The House Ways and Means Committee recently announced The American Families and Jobs Act, which includes three bills (H.R. 3936, H.R. 3937, and H.R. 3938) that could impact farmers.

  • The Tax Cuts for Working Families Act (H.R. 3936) would increase the standard deduction by $4,000 (married filing jointly taxpayers) for the next two years.
  • The Small Business Jobs Act (H.R. 3937) would, among other provisions:

-Increase section 179 expensing to $2.5 million

-Create rural opportunity zones

-Extend certain tax incentives to S-Corporations

  • The Build it in America Act (H.R. 3938) would, among other provisions:

-Allow companies to immediately deduct research and development costs

-Allow additional interest expensing for taxpayers subject to the limitations under I.R.C. 163(j) by using 30% of “earnings before interest, taxes, depreciation and amortization, (EBITDA)” instead of “earnings before interest and taxes (EBIT).”

-Extend 100% bonus depreciation through 2025. Bonus depreciation would still be on schedule to be reduced to 20% in 2026. 

The research and development expensing, I.R.C. 163(j) and bonus depreciation provisions would all be retroactively rolled back and last until 2025. 

Bipartisanship is required for any tax legislation to pass, but there may be room for optimism here. Senate Finance Committee Chairman Ron Wyden, (D-Ore.) recently said, “Democrats are interested in helping businesses and American families at the same time. Pairing tax cuts for businesses and families has been the bipartisan practice for several years in recent memory. I’m hopeful there’s enough common ground for the two sides to reach an agreement this year, and I’m going to work with my colleagues in the Senate on our own priorities.” For consensus to be reached, and to Senator Wyden’s point, an expansion of the child tax credit would likely need to be included in any legislation.

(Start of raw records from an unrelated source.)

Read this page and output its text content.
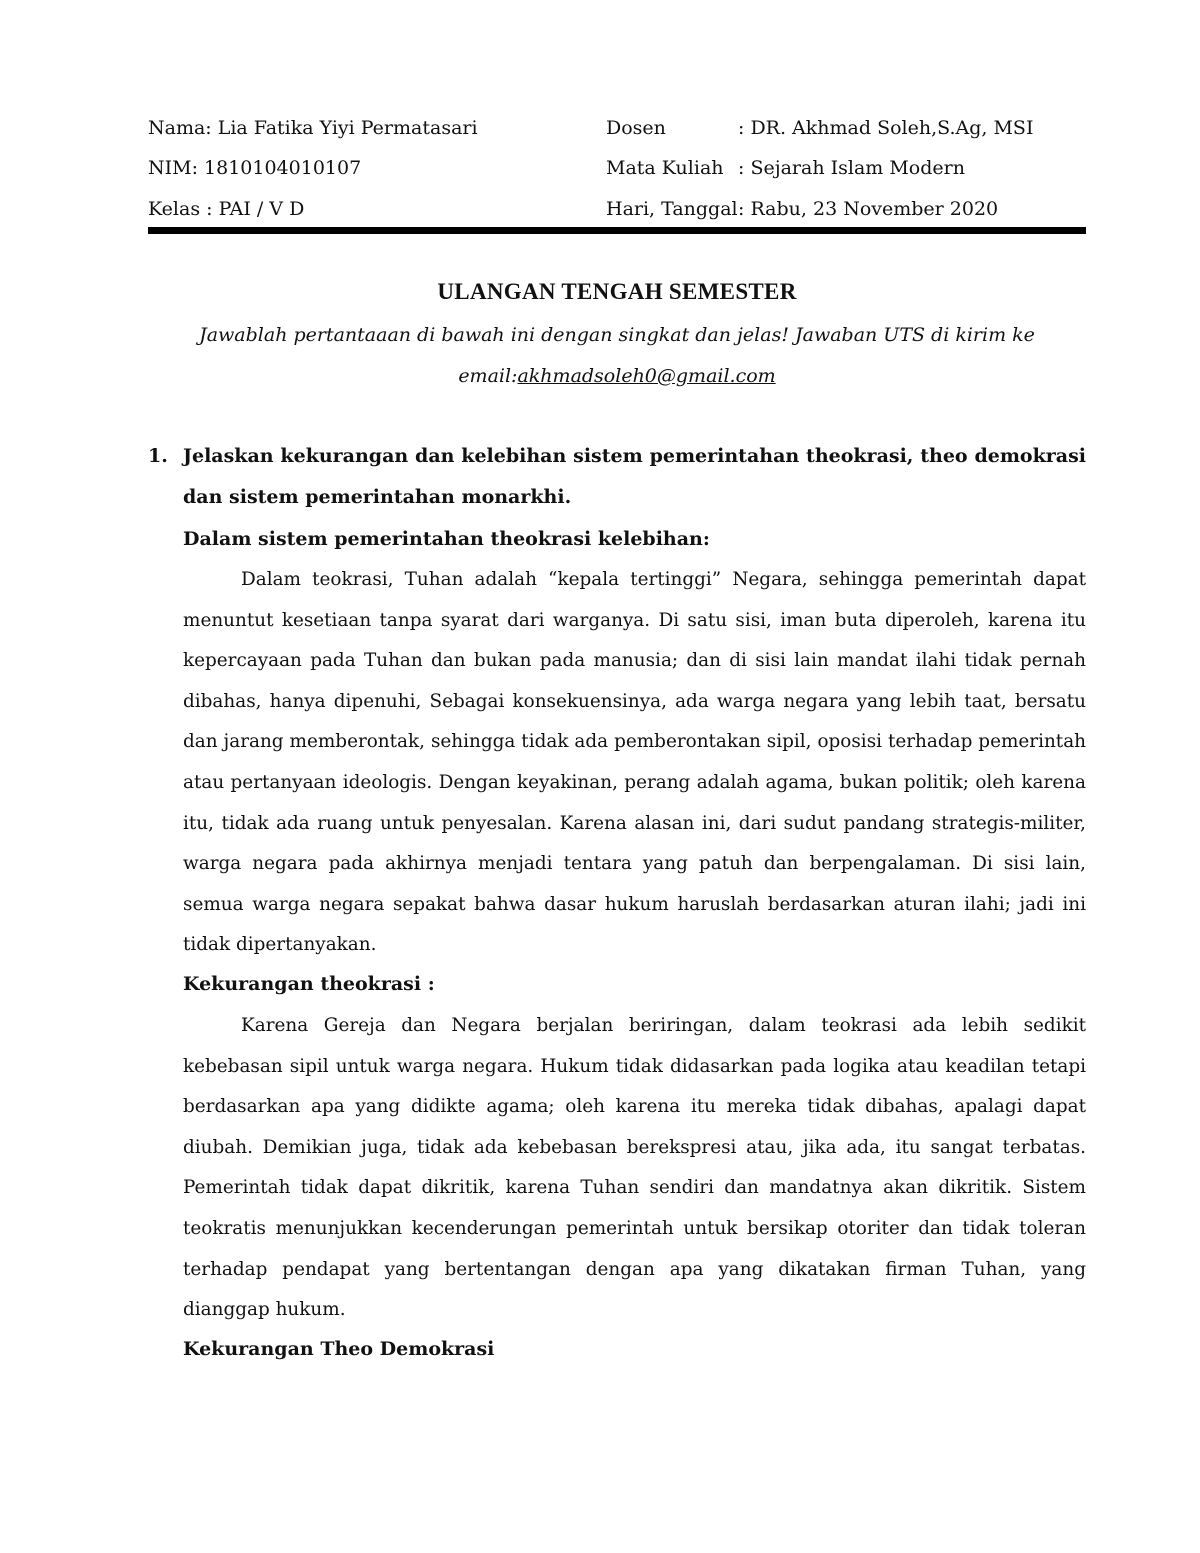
Nama: Lia Fatika Yiyi Permatasari	Dosen	: DR. Akhmad Soleh,S.Ag, MSI
NIM: 1810104010107	Mata Kuliah : Sejarah Islam Modern
Kelas : PAI / V D	Hari, Tanggal : Rabu, 23 November 2020
ULANGAN TENGAH SEMESTER
Jawablah pertantaaan di bawah ini dengan singkat dan jelas! Jawaban UTS di kirim ke
email:akhmadsoleh0@gmail.com
1. Jelaskan kekurangan dan kelebihan sistem pemerintahan theokrasi, theo demokrasi dan sistem pemerintahan monarkhi.
Dalam sistem pemerintahan theokrasi kelebihan:

Dalam teokrasi, Tuhan adalah “kepala tertinggi” Negara, sehingga pemerintah dapat menuntut kesetiaan tanpa syarat dari warganya. Di satu sisi, iman buta diperoleh, karena itu kepercayaan pada Tuhan dan bukan pada manusia; dan di sisi lain mandat ilahi tidak pernah dibahas, hanya dipenuhi, Sebagai konsekuensinya, ada warga negara yang lebih taat, bersatu dan jarang memberontak, sehingga tidak ada pemberontakan sipil, oposisi terhadap pemerintah atau pertanyaan ideologis. Dengan keyakinan, perang adalah agama, bukan politik; oleh karena itu, tidak ada ruang untuk penyesalan. Karena alasan ini, dari sudut pandang strategis-militer, warga negara pada akhirnya menjadi tentara yang patuh dan berpengalaman. Di sisi lain, semua warga negara sepakat bahwa dasar hukum haruslah berdasarkan aturan ilahi; jadi ini tidak dipertanyakan.

Kekurangan theokrasi :

Karena Gereja dan Negara berjalan beriringan, dalam teokrasi ada lebih sedikit kebebasan sipil untuk warga negara. Hukum tidak didasarkan pada logika atau keadilan tetapi berdasarkan apa yang didikte agama; oleh karena itu mereka tidak dibahas, apalagi dapat diubah. Demikian juga, tidak ada kebebasan berekspresi atau, jika ada, itu sangat terbatas. Pemerintah tidak dapat dikritik, karena Tuhan sendiri dan mandatnya akan dikritik. Sistem teokratis menunjukkan kecenderungan pemerintah untuk bersikap otoriter dan tidak toleran terhadap pendapat yang bertentangan dengan apa yang dikatakan firman Tuhan, yang dianggap hukum.

Kekurangan Theo Demokrasi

In May’s blog post, located here, it was noted New York state farmers who utilize bonus depreciation will qualify for additional state tax credits. Additionally, for farmers who plant orchards and vineyards, a special provision of bonus depreciation is allowed when the planting occurs. Prior to that provision, bonus depreciation could only be taken once the plantings became commercially productive.

We’ll keep watch for updates regarding these provisions as they work their way through the legislative process as many of these items could impact farm decisions for 2023 and beyond.